In 2015, the median house price in The County was just under $90,000. In 2024, it reached nearly $160,000, outpacing median income growth twofold, according to MaineHousing data.
A healthy vacancy rate typically hovers between 5% and 10%, housing experts say, suggesting good demand, but enough stock to keep units both available and affordable.
That’s where Limestone wants to find itself as it prepares for the future.
“It’s tricky, because if you overdo it, it’s going to turn away investors. If you underdo it, you’re going to raise prices,” Pocock said. “You’ve got to find that Goldilocks zone where it’s going to satisfy both people who want to invest in doing development and the ones that obviously want to keep prices stable.”
The town and Loring Development Authority, which manages the former Air Force base, are collaborating to develop long-term plans to incentivize housing development. But they’re also taking action now.
The development authority is working with a tiny home vendor from the West Coast to bring 21 one-bedroom, efficiency housing units to Well Drive, a road adjacent to Lime Rock Golf Club, Judkins, the LDA’s chief, said.

The homes are planned to transition into assisted living after they are no longer needed to support the workforce.
“These units are both essential for our workforce housing and will play a long-term strategic goal with Loring,” Judkins said.
Scott Hinkel, co-founder of Green 4 Maine, a redevelopment company that owns a substantial portion of the Loring campus, told the Bangor Daily News in October that the company was looking for capital investment for as many as 2,000 housing units. It’s not clear where that proposal currently stands. Hinkel did not respond to an interview request for this story.
Figuring out what types of homes the new workforce would need is another challenge. In Presque Isle, the 400-plus engineers and scientists the city hopes will occupy its research park will presumably be looking for different housing than a tradesman working in a plant in Limestone.

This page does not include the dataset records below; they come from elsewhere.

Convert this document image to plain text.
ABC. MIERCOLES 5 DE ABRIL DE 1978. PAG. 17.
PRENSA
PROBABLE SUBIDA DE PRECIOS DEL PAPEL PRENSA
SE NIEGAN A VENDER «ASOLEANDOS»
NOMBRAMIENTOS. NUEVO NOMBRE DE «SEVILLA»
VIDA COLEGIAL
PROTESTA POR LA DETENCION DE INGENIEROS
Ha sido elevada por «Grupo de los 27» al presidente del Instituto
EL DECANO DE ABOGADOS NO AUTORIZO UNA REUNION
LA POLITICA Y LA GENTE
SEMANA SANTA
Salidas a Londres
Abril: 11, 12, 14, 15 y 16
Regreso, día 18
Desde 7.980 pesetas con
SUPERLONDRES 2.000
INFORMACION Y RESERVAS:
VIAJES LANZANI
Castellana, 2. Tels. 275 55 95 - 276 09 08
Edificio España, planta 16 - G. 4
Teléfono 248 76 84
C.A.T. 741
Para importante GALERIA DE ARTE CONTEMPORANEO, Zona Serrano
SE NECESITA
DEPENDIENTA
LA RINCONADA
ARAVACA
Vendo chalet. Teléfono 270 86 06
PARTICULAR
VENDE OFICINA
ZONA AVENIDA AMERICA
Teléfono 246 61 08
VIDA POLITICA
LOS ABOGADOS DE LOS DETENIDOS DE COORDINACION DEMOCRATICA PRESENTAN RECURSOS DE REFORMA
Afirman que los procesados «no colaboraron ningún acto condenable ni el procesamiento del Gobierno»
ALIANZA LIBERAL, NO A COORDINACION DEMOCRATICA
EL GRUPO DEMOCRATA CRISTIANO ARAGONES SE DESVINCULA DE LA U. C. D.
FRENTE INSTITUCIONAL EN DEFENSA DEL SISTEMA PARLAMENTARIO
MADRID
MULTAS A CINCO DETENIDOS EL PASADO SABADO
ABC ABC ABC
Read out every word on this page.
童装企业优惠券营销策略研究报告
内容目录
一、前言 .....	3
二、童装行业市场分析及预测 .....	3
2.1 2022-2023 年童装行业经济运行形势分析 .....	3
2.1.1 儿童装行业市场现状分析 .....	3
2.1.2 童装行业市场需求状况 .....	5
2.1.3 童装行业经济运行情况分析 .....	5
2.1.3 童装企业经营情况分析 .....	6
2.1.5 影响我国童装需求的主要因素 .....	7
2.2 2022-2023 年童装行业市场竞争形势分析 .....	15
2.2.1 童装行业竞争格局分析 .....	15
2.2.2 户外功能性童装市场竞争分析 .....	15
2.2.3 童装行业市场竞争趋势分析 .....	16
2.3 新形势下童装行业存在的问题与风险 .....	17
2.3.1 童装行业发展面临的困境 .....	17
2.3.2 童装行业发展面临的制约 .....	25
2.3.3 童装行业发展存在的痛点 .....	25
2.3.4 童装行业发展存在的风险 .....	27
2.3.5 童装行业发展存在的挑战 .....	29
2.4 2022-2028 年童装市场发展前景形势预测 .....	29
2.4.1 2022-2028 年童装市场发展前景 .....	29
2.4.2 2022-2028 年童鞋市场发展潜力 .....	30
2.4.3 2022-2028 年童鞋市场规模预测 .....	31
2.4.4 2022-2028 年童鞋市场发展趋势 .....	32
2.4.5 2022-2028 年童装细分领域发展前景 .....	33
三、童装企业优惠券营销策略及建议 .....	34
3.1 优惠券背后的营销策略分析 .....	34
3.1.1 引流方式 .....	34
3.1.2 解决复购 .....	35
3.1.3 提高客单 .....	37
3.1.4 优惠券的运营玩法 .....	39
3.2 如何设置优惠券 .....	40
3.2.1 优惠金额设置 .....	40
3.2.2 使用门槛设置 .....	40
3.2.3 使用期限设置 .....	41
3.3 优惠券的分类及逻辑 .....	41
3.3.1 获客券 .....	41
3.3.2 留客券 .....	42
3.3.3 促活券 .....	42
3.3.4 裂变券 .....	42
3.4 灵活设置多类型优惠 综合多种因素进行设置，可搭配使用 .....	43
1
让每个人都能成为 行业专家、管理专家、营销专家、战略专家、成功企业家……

“A lot of times when people talk about housing, they’re thinking about low-income housing,” Wardwell said. “This housing is a different beast.”

Wardwell referenced Moose Ridge Road, a 2000s development in Mapleton with more than 20 homes, as the type of housing he anticipates the higher-salaried workers the park aims to attract would want.
If the visions of those behind Aroostook’s two major new industry hubs come to fruition, surrounding towns will also see a greater strain on housing markets. Caribou, the larger city west of Limestone, knows this.
The city is drafting a report assessing its housing needs, which it will parlay into an action plan to positively impact that stock this year.
When Loring Air Force Base closed in 1994, it economically dampened Caribou, where the population dropped by 12% between 1990 and the new millenium. The city hopes the base’s revival will have the opposite effect.
“What we do know is that when Loring succeeds, Caribou succeeds,” Caribou Economic and Community Development Specialist Eric Sanderson said. “In one sense, housing is informed by businesses, but the businesses also need a place for their workers to live. So you’re kind of in a chicken and egg scenario.”
But if these municipalities are going to meet the need they anticipate, the housing challenge can’t remain a circular dilemma. One has to come before the other.
“It’ll work itself out, but wouldn’t it be nice to get ahead of that curve as opposed to getting hit by the boomerang when it comes around?” Pocock said.